With newcomer Apple Music already taking a sizable bite out of the market, competing services Spotify and Pandora hope to differentiate themselves by amping up ways to help artists connect with their fans.
Spotify continues to refine its artist portal feature, which makes Spotify listening data available to artists and their managers for free. The service now offers “access to deep data that includes time of day playlists are being played, activities that accompany the playlists and geographic location of listeners,” Jeff Levick, Spotify’s Chief Revenue Officer, told Billboard at CES.
Access to this type of data unlocks numerous possibilities, he said. “For artists this can even give them the ability to better manage their tours. They can have the knowledge about where they should be playing certain songs, for example, rather than just doing the same set list everywhere.”
Pandora recently bowed a feature that lets artists create and send an audio message directly to their fans who are listening. “This feature is great for artists to promote new content, live events, music for sale, etc.,” Pandora Chief Product Officer Chris Phillips told Billboard at CES. “This feature helps artists reach their fans and find new fans.”
On Monday the Financial Times reported Apple Music surpassed 10 million paid subscribers in its first six months. Apple has not confirmed the new figure. In October, CEO Tim Cook said the service Apple Music had 6.5 million paying users, with another 8.5 million on the free trial.
Spotify last reported its user base six months ago, noting that 20 million of its 75 million customers were paying subscribers. Phillips told Billboard that of its current 78 million active users, 3.9 million subscribe to its $4.99/month ad-free Pandora One service. “We have plans to continue evolving Pandora free and paid services, and plan to add on-demand in 2016,” Phillips said.
While Spotify isn’t specifying its current number of paid subscribers, one benchmark the company is sharing is its 2015 ad revenue. Year-over-year for the fourth quarter of 2015, ad revenue was up 100 percent, and mobile ad revenue was up 200 percent, Levick said. That compares to numbers the company last released, in April 2015, stating a Q1 year-over-year increase of 53 percent in ad revenue, and a 380 percent increase in mobile ad revenue.
“We’ve had a great year for monetization from the ad side,” Levick said. “In terms of monetization levels we think we are equal to industry standards and we’re on a trajectory to take us above that.”
He noted brands are now better able to target Spotify audiences because the company is providing them metrics that drill down beyond basics like gender and age. We’re looking at things like playlist targeting,” Levick said, “so brands can connect with consumers around passion points and deliver the right message in the right context at the right time.” Levick also has high hopes for video advertising, which the company launched late last year.
As one recent example of ad-targeting innovation, Levick pointed to Spotify’s partnership with Sony Playstation. “This is an exclusive offering within the Playstation community, where brands can target gamers while they are in the gaming environment,” he said.

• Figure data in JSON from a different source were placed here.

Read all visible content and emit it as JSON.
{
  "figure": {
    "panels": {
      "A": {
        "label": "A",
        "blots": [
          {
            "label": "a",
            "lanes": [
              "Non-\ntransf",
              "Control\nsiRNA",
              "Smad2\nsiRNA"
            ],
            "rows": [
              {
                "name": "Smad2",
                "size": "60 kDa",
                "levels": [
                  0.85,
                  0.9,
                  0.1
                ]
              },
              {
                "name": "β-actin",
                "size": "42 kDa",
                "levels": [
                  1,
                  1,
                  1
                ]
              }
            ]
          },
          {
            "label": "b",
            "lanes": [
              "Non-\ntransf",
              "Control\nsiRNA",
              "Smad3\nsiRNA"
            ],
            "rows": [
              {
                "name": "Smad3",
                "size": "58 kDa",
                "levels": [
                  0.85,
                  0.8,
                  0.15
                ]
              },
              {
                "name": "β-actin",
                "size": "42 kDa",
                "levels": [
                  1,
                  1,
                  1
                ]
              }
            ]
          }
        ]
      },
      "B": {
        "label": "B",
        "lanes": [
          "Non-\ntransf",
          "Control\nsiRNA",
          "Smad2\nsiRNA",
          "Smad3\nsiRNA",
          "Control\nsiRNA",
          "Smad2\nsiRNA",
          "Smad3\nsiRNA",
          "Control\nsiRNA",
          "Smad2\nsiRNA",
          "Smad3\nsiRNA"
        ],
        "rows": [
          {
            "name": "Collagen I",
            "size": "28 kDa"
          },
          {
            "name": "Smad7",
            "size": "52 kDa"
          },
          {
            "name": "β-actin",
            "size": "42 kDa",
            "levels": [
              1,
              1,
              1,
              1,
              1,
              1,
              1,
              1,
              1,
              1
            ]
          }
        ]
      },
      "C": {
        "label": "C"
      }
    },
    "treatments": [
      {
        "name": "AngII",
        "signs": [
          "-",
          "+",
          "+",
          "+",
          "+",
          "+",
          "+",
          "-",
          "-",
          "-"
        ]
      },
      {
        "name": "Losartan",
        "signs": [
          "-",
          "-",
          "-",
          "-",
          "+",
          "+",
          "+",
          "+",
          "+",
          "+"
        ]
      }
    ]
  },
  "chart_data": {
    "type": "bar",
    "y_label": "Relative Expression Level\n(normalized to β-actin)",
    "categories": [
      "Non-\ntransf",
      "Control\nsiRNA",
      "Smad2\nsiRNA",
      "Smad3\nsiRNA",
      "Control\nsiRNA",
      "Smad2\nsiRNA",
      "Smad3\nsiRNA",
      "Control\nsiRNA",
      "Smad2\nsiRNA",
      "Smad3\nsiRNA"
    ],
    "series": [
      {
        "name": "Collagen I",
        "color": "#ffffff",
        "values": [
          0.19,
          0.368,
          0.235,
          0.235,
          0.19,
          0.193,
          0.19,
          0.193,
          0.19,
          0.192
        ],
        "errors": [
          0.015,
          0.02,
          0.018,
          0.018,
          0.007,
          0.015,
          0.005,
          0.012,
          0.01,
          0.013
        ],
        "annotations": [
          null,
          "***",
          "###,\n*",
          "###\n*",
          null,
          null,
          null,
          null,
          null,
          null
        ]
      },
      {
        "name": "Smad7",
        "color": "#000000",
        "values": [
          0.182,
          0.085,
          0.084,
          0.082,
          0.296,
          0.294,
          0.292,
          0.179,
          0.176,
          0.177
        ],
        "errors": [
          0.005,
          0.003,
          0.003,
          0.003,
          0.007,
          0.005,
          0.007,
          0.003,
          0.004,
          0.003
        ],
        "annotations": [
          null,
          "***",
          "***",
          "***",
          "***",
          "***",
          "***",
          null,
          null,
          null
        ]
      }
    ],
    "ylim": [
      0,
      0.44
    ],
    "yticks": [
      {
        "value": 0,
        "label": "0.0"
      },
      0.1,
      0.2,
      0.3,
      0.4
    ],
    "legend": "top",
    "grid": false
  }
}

At Pandora, ad sales made up 81 percent of the company’s revenue in Q2 2015 and contributed heavily to the company’s landmark $1 billion in revenue for the 12 months ended June 30. The company is continuing to augment ad-targeting features while growing out its mobile music reach. A new Pandora app that packs more discovery options under a feature called Broswse is currently available to a “small percentage” of listeners on mobile iOS and Android with broad deployment coming this year, Phillips said.
Pandora will also look to leverage its recent acquisitions. With its October purchase of Ticketfly, “our listeners will enjoy the ability to discover concerts from artists they love while listening to Pandora,” Phillips said. With its newly acquired assets from Rdio (including many execs), “we will be adding on-demand features into Pandora’s paid subscription in late 2016,” he said.
While Spotify and Pandora brace themselves for increased competition, both Levick and Phillips had the same answer to what looked most enticing on this year’s CES show floor: Virtual reality.